The NHS Confederation briefing ‘Building back inclusively - Radical approaches to tackling the elective backlog’ is a good example of how inequality is becoming recognised as a priority. It cites the Inverse Care Law and recognises that the pandemic has made it more applicable than ever. The briefing paper offers some interesting potential solutions, some of which demand a change in thinking that is radical indeed. Not the least of these is advocating a policy of ‘proactively growing the waiting list’ and ‘promoting active waiting.’

How palatable that will be politically, remains to be seen. Finding a clear message for a public all too familiar with the traditional targets – 2 weeks, 18 weeks – may be difficult. Selling a whole new philosophy to those approaching 2 years waiting for surgery, is likely to be even harder.
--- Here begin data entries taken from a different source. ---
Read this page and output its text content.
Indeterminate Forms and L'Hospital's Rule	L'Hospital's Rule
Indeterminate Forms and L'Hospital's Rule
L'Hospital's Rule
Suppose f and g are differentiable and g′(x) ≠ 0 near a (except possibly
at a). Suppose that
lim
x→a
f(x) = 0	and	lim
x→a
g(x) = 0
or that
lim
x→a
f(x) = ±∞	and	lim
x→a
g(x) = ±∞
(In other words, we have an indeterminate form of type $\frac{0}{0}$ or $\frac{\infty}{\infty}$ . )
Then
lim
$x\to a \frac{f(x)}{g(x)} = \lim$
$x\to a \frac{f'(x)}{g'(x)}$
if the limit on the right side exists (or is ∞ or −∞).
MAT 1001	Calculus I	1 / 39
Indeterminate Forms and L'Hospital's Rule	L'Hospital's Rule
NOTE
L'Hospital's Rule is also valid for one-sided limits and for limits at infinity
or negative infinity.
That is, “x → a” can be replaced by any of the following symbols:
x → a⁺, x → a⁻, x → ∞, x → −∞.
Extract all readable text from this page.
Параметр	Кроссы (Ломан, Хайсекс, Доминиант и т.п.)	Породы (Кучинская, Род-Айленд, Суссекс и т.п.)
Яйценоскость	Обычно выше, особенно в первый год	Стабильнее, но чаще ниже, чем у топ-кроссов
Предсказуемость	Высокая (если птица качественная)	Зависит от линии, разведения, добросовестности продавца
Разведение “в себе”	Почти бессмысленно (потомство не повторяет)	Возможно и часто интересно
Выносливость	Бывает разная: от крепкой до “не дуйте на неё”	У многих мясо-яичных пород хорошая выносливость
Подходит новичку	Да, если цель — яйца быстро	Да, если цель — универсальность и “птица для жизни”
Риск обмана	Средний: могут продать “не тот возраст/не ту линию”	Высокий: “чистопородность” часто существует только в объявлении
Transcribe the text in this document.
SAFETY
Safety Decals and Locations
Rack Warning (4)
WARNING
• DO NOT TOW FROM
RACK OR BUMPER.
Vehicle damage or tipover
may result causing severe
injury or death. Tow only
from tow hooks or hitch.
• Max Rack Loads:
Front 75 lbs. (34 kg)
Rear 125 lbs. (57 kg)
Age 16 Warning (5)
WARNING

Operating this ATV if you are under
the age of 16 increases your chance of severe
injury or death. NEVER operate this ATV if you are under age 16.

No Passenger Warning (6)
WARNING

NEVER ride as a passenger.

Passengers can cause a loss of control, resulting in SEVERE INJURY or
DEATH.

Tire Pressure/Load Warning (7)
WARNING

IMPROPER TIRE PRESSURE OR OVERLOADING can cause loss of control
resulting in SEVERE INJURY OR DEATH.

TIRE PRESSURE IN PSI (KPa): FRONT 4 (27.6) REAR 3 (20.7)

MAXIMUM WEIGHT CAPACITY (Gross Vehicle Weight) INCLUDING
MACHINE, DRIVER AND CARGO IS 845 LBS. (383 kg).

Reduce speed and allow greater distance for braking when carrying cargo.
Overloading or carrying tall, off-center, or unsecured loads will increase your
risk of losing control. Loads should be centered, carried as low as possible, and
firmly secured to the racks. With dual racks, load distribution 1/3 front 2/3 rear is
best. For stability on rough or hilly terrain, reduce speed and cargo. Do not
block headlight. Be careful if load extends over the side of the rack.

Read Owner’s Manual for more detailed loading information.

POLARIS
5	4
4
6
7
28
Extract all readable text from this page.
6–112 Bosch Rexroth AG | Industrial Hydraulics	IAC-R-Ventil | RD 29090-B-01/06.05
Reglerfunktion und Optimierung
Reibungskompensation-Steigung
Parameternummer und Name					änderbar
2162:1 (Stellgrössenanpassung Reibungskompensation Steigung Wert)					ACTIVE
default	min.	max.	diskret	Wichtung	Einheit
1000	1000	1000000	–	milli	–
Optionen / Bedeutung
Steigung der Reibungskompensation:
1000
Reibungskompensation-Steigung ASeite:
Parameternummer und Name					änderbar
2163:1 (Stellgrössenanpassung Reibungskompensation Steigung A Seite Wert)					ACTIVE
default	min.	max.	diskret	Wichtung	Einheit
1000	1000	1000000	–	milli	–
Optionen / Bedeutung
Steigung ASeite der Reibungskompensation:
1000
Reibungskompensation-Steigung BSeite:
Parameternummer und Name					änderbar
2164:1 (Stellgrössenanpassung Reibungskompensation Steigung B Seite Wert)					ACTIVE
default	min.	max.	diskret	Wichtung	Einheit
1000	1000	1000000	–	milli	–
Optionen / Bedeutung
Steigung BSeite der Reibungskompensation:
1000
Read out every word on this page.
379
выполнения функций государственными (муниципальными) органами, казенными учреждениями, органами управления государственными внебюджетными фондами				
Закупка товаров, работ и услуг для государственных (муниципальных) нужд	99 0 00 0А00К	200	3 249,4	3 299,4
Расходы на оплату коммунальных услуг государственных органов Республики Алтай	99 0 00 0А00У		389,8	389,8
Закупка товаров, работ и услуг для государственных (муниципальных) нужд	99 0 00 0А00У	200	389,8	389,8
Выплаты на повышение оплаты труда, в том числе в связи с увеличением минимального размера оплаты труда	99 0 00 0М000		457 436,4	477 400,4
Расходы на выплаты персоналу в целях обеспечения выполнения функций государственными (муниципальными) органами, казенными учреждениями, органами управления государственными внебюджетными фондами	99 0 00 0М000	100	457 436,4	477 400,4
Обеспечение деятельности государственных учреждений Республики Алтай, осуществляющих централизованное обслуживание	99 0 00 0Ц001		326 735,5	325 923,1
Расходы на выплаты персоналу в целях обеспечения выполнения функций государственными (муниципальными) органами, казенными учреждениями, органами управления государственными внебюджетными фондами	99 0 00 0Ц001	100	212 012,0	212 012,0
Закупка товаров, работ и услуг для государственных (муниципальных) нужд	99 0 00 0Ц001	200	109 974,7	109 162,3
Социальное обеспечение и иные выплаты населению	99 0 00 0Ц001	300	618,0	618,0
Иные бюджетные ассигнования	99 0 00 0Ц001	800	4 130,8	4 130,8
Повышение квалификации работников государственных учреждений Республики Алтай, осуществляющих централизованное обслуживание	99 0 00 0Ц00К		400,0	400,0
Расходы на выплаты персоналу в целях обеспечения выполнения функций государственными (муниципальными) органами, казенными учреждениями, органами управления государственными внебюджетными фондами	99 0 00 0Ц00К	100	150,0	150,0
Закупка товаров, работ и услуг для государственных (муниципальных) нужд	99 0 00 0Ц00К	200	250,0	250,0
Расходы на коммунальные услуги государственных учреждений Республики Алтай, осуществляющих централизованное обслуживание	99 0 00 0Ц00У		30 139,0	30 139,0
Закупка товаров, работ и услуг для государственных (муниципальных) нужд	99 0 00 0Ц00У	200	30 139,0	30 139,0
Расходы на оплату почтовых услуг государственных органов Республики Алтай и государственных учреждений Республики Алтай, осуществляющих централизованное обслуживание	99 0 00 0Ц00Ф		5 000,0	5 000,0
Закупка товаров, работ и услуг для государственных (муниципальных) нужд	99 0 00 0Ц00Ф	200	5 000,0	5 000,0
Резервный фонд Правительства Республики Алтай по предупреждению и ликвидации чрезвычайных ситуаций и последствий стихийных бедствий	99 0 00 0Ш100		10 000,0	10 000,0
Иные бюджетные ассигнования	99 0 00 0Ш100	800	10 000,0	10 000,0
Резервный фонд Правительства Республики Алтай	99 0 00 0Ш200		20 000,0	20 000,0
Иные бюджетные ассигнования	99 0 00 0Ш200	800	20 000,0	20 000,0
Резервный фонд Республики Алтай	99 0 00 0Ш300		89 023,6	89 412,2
Desperate situations might not always call for desperate measures, but radical thinking is always worthy of consideration. The alternative is stagnation and a total lack of progress.

The NHS Confederation also proposes greater use of early assessment tools, diagnostic hubs and places emphasis on local leadership. The fly in the ointment, as always, is the need for effective joint working between health and social care.

As is usually the case with reforming healthcare, the devil may well be in the detail when it comes to taking a new approach. The ‘how’ is still not clear. Then of course there are the obvious questions: ‘Where will the money come from?’ ‘Where do we find the staff?’ and the awkward ones: ‘what will be the effect in more affluent areas?’ ‘How do we explain to people they will need to wait longer, or travel further, for treatment?’

If the last two years have taught us anything, it is surely that innovation and creative thinking are the way to go. The vaccine roll-out, adoption of telemedicine, and rapid reorganisation of clinical operations have not been achieved without difficulties – and have not been achieved equitably. If we are finally to repeal the Inverse Care Law, radical thinking is surely necessary and radical action vital.